Monday, February 06, 2012

How to Cook a Pawn

Okay, who knows the position?
White to move, answer below

At the recent Portsmouth Open, I lost a game to Kira Storm, a game in which I fell to a very pleasing combination (about which I wrote in my event report, which should appear in the next Chess Horizons magazine).  Our postmortem suggested that I might have scraped a draw even after that combo, but my fall was of Chevy Chase caliber.

I have a longstanding aversion to doing computer analysis of games -- maybe because it seems too dry and tedious.  I also have a longtime little-moving rating -- I wonder if there's any connection?  Anyway, somewhat out of my normal routine, I recently did some such analysis of certain junctures in the Storm game.  I was impressed to discover a tactical idea lurking in an unplayed variation, a type of tactic which I have traditionally (and often over-optimistically) trusted my chess powers to reveal.

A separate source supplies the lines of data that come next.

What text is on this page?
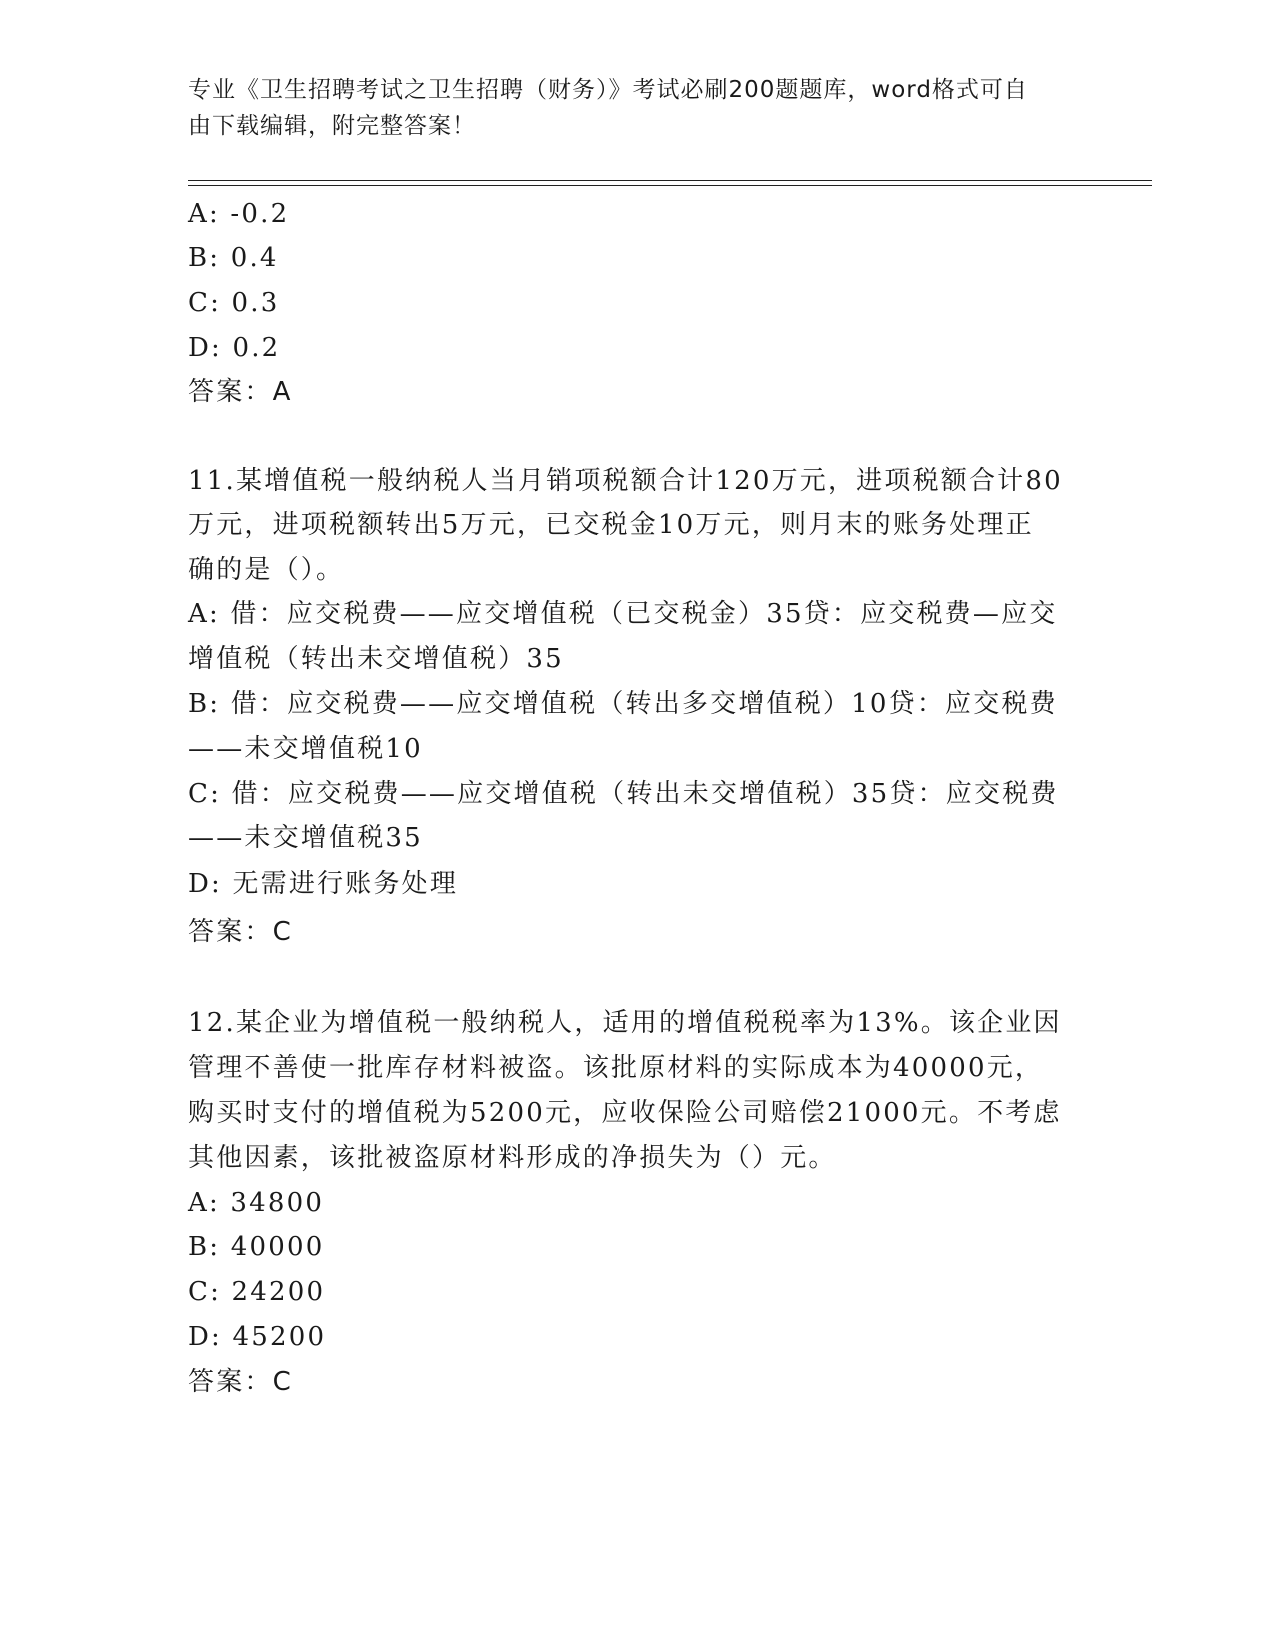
专业《卫生招聘考试之卫生招聘（财务）》考试必刷200题题库，word格式可自
由下载编辑，附完整答案！
A: -0.2
B: 0.4
C: 0.3
D: 0.2
答案：A
11.某增值税一般纳税人当月销项税额合计120万元，进项税额合计80
万元，进项税额转出5万元，已交税金10万元，则月末的账务处理正
确的是（）。
A: 借：应交税费——应交增值税（已交税金）35贷：应交税费—应交
增值税（转出未交增值税）35
B: 借：应交税费——应交增值税（转出多交增值税）10贷：应交税费
——未交增值税10
C: 借：应交税费——应交增值税（转出未交增值税）35贷：应交税费
——未交增值税35
D: 无需进行账务处理
答案：C
12.某企业为增值税一般纳税人，适用的增值税税率为13%。该企业因
管理不善使一批库存材料被盗。该批原材料的实际成本为40000元，
购买时支付的增值税为5200元，应收保险公司赔偿21000元。不考虑
其他因素，该批被盗原材料形成的净损失为（）元。
A: 34800
B: 40000
C: 24200
D: 45200
答案：C
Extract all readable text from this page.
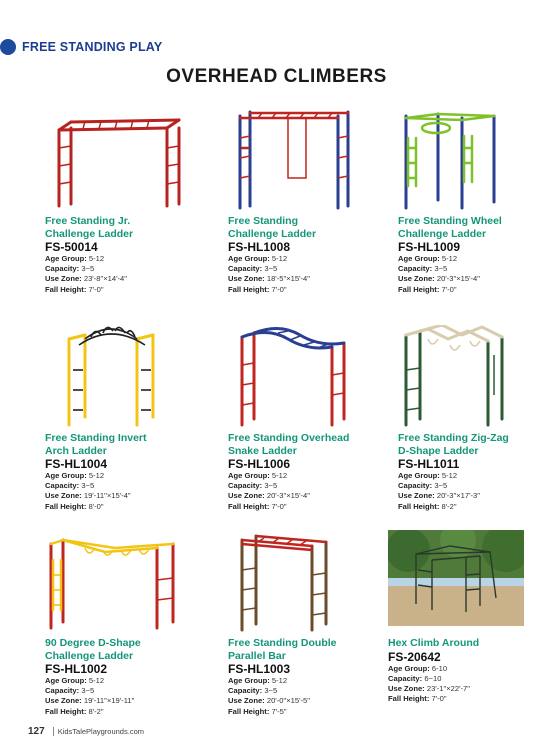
FREE STANDING PLAY
OVERHEAD CLIMBERS
Free Standing Jr.
Challenge Ladder
FS-50014
Age Group: 5-12
Capacity: 3~5
Use Zone: 23'-8"×14'-4"
Fall Height: 7'-0"
Free Standing
Challenge Ladder
FS-HL1008
Age Group: 5-12
Capacity: 3~5
Use Zone: 18'-5"×15'-4"
Fall Height: 7'-0"
Free Standing Wheel
Challenge Ladder
FS-HL1009
Age Group: 5-12
Capacity: 3~5
Use Zone: 20'-3"×15'-4"
Fall Height: 7'-0"
Free Standing Invert
Arch Ladder
FS-HL1004
Age Group: 5-12
Capacity: 3~5
Use Zone: 19'-11"×15'-4"
Fall Height: 8'-0"
Free Standing Overhead
Snake Ladder
FS-HL1006
Age Group: 5-12
Capacity: 3~5
Use Zone: 20'-3"×15'-4"
Fall Height: 7'-0"
Free Standing Zig-Zag
D-Shape Ladder
FS-HL1011
Age Group: 5-12
Capacity: 3~5
Use Zone: 20'-3"×17'-3"
Fall Height: 8'-2"
90 Degree D-Shape
Challenge Ladder
FS-HL1002
Age Group: 5-12
Capacity: 3~5
Use Zone: 19'-11"×19'-11"
Fall Height: 8'-2"
Free Standing Double
Parallel Bar
FS-HL1003
Age Group: 5-12
Capacity: 3~5
Use Zone: 20'-0"×15'-5"
Fall Height: 7'-5"
Hex Climb Around
FS-20642
Age Group: 6-10
Capacity: 6~10
Use Zone: 23'-1"×22'-7"
Fall Height: 7'-0"
127 KidsTalePlaygrounds.com
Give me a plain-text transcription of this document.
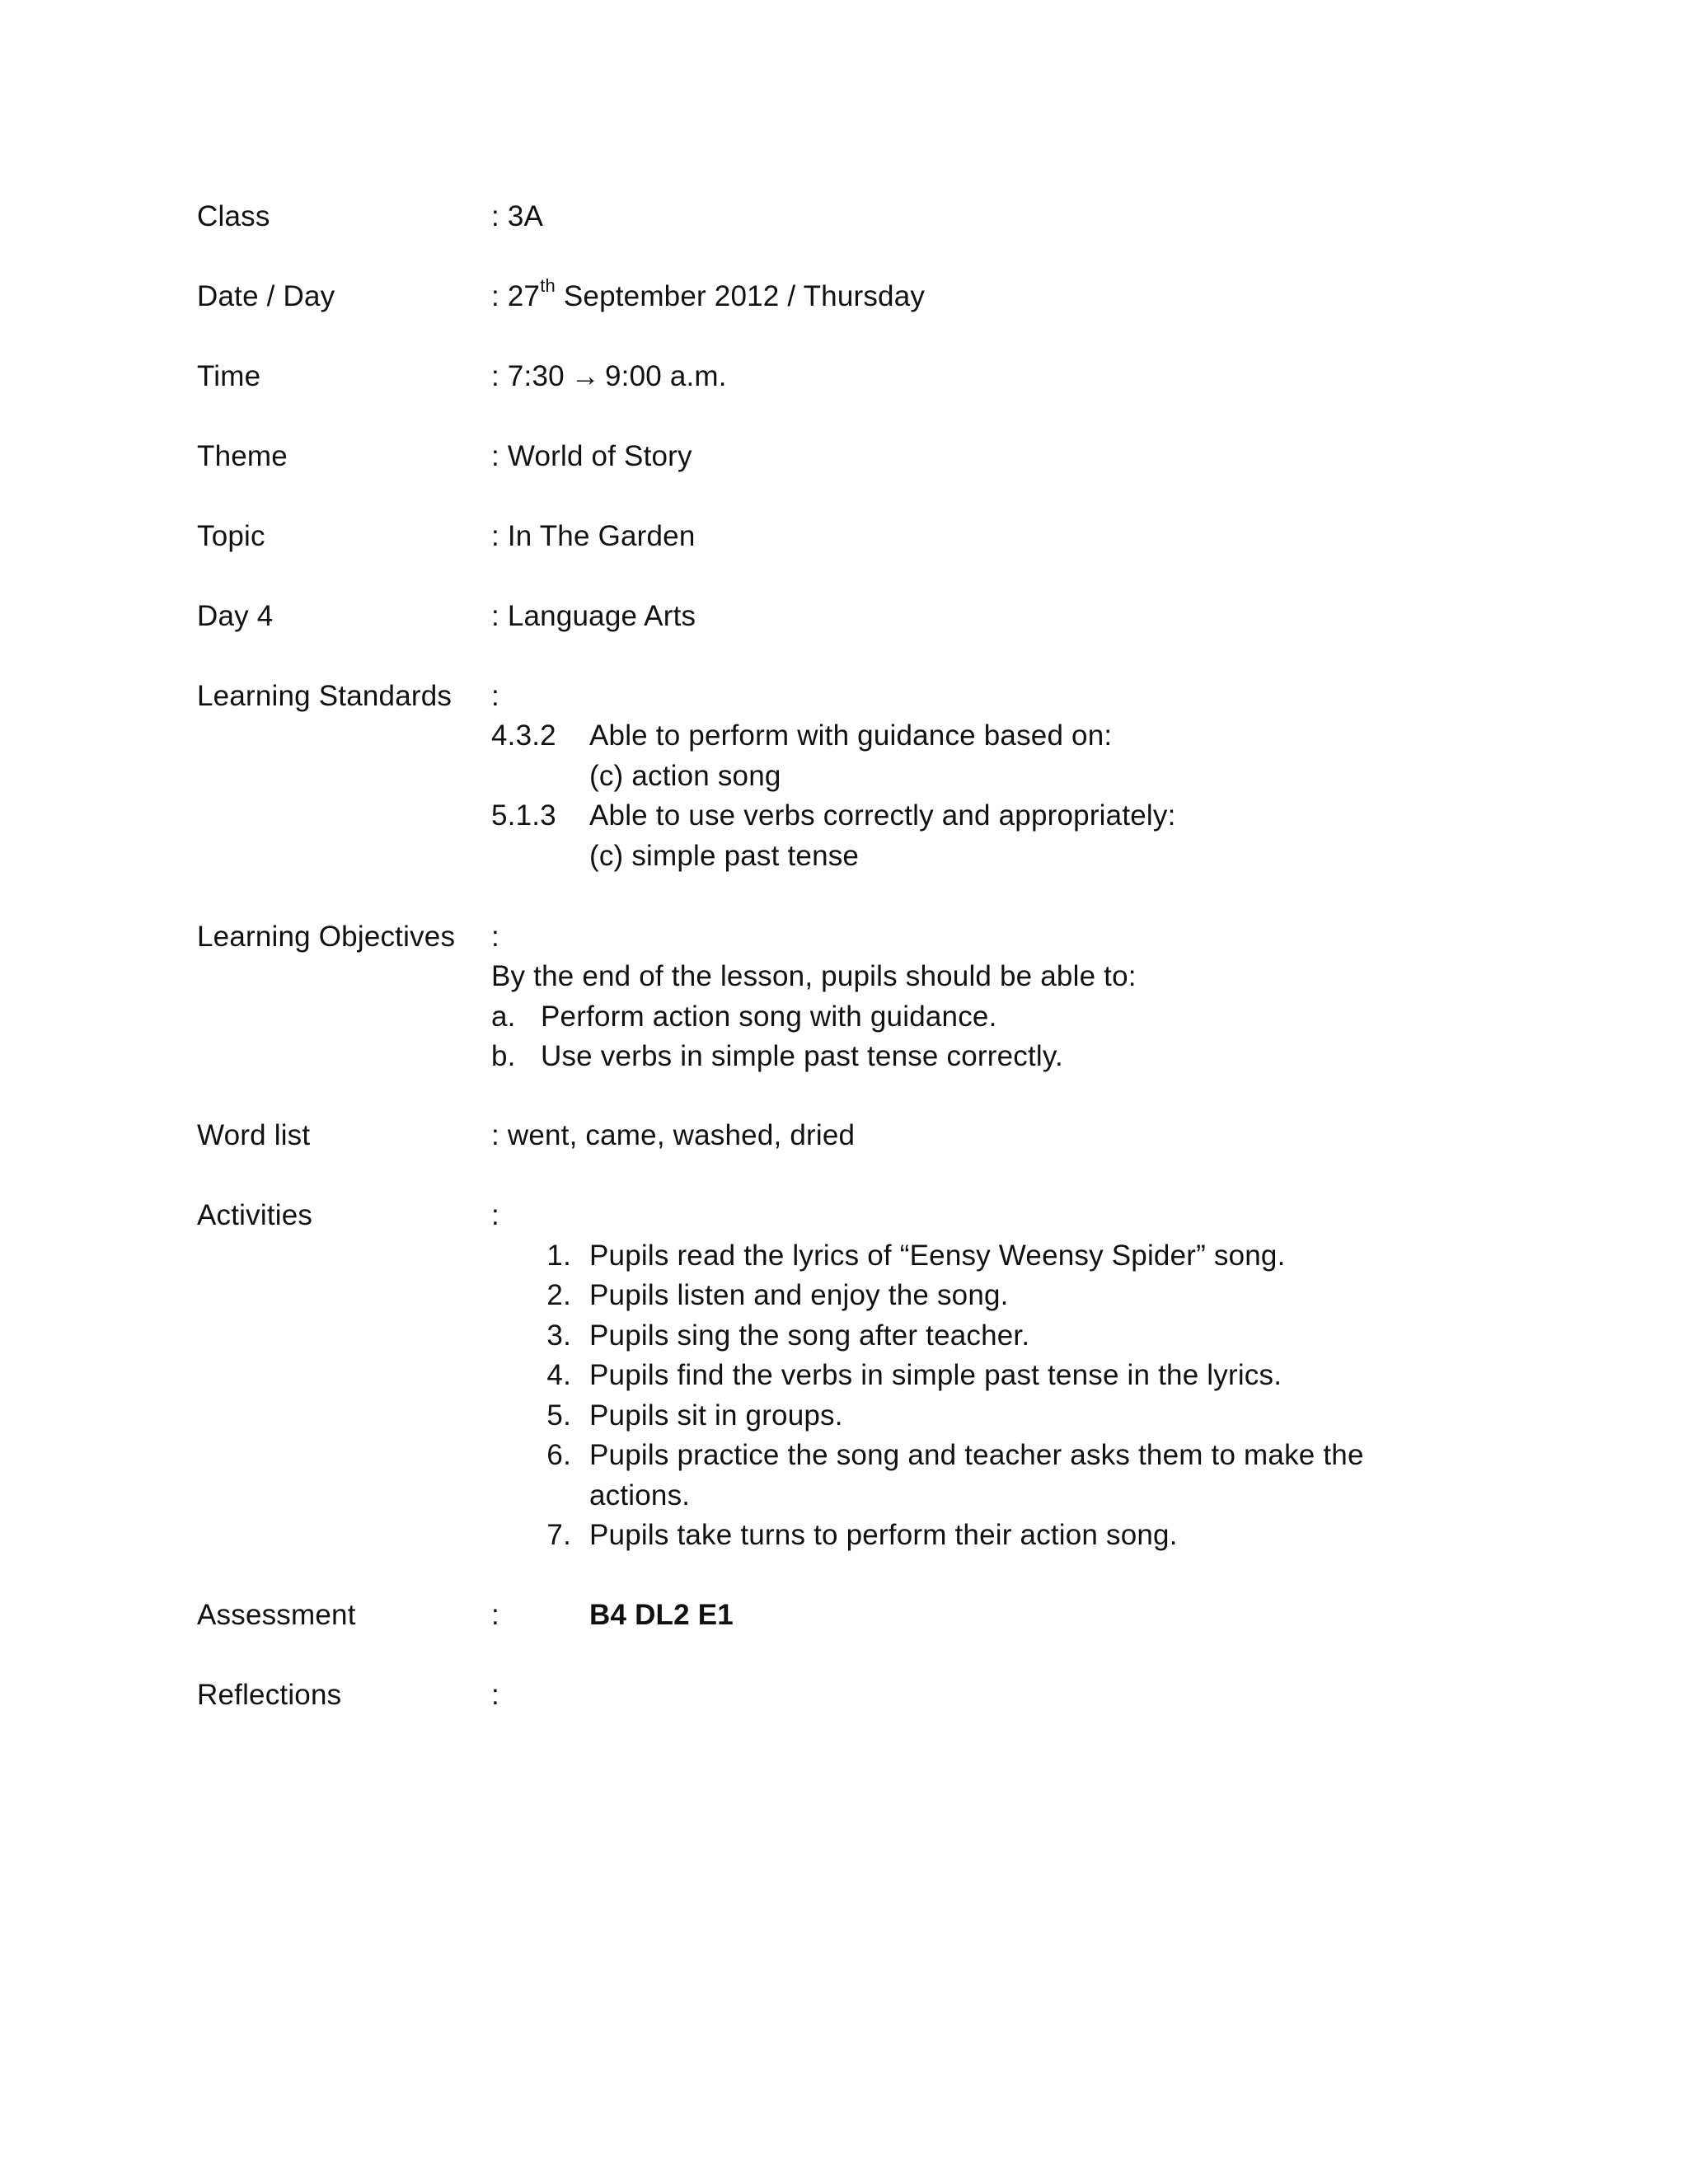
Class	: 3A
Date / Day	: 27th September 2012 / Thursday
Time	: 7:30 → 9:00 a.m.
Theme	: World of Story
Topic	: In The Garden
Day 4	: Language Arts
Learning Standards :
4.3.2 Able to perform with guidance based on:
(c) action song
5.1.3 Able to use verbs correctly and appropriately:
(c) simple past tense
Learning Objectives :
By the end of the lesson, pupils should be able to:
a. Perform action song with guidance.
b. Use verbs in simple past tense correctly.
Word list	: went, came, washed, dried
Activities	:
1. Pupils read the lyrics of “Eensy Weensy Spider” song.
2. Pupils listen and enjoy the song.
3. Pupils sing the song after teacher.
4. Pupils find the verbs in simple past tense in the lyrics.
5. Pupils sit in groups.
6. Pupils practice the song and teacher asks them to make the
actions.
7. Pupils take turns to perform their action song.
Assessment	:	B4 DL2 E1
Reflections	:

However, I was even more excited to feel a bit of a connection to the above position after the computer revealed something we had both missed:

Kira Storm -  Ken Ho
15 January 2012
After 16 Nf3-e5:



My plan was to exchange pieces and increase the pressure on White's d-pawn.

16...Nf4 17 Qe3 Bxe4 18 Qxe4??



18...Nfd5??

What can I say, one good massive oversight deserves another.  Kira would have preferred 18 Qxf4 had he seen what was possible, and I of course would have preferred to have played 18...Qxd4! (winning White's d-pawn) instead of the text, since 19 Qxd4 is answered by 19...Ne2+ and 20...Nxd4.  I'll probably never get another chance to play such a move ever again (sniff)....


The position at the top of this blog entry is Alekhine-Euwe, World Championship 1937 (16).  Neither player noticed 27 Qh8+!  (Euwe had just played 26...Bd7-c6) Kxh8 28 Nxf7+ and 29 Nxe5; the game was eventually drawn after 27 a3??.


Seeing how the computer program chess analysis was able to wake me up to some tactics that I totally overlooked brought home the point that it can seriously help reinforce the book-learning to which I've been contentedly clinging for years.  From here forward I will be rather more interested in taking the Silicon Beast for a postmortem stroll.  Time will tell whether my rating moves upward in tandem.


So...how to cook a pawn?

Under low pressure.  When it's ready, stick a fork in it.

1 comment:

RickM said...

The big thing I learned from running my games through a computer engine (which I no longer have) is that win, lose or draw, the game is never over as quickly as I think it is. The individual tactics that an engine points out are important to learn, but that overarching lesson is the most important thing, I think.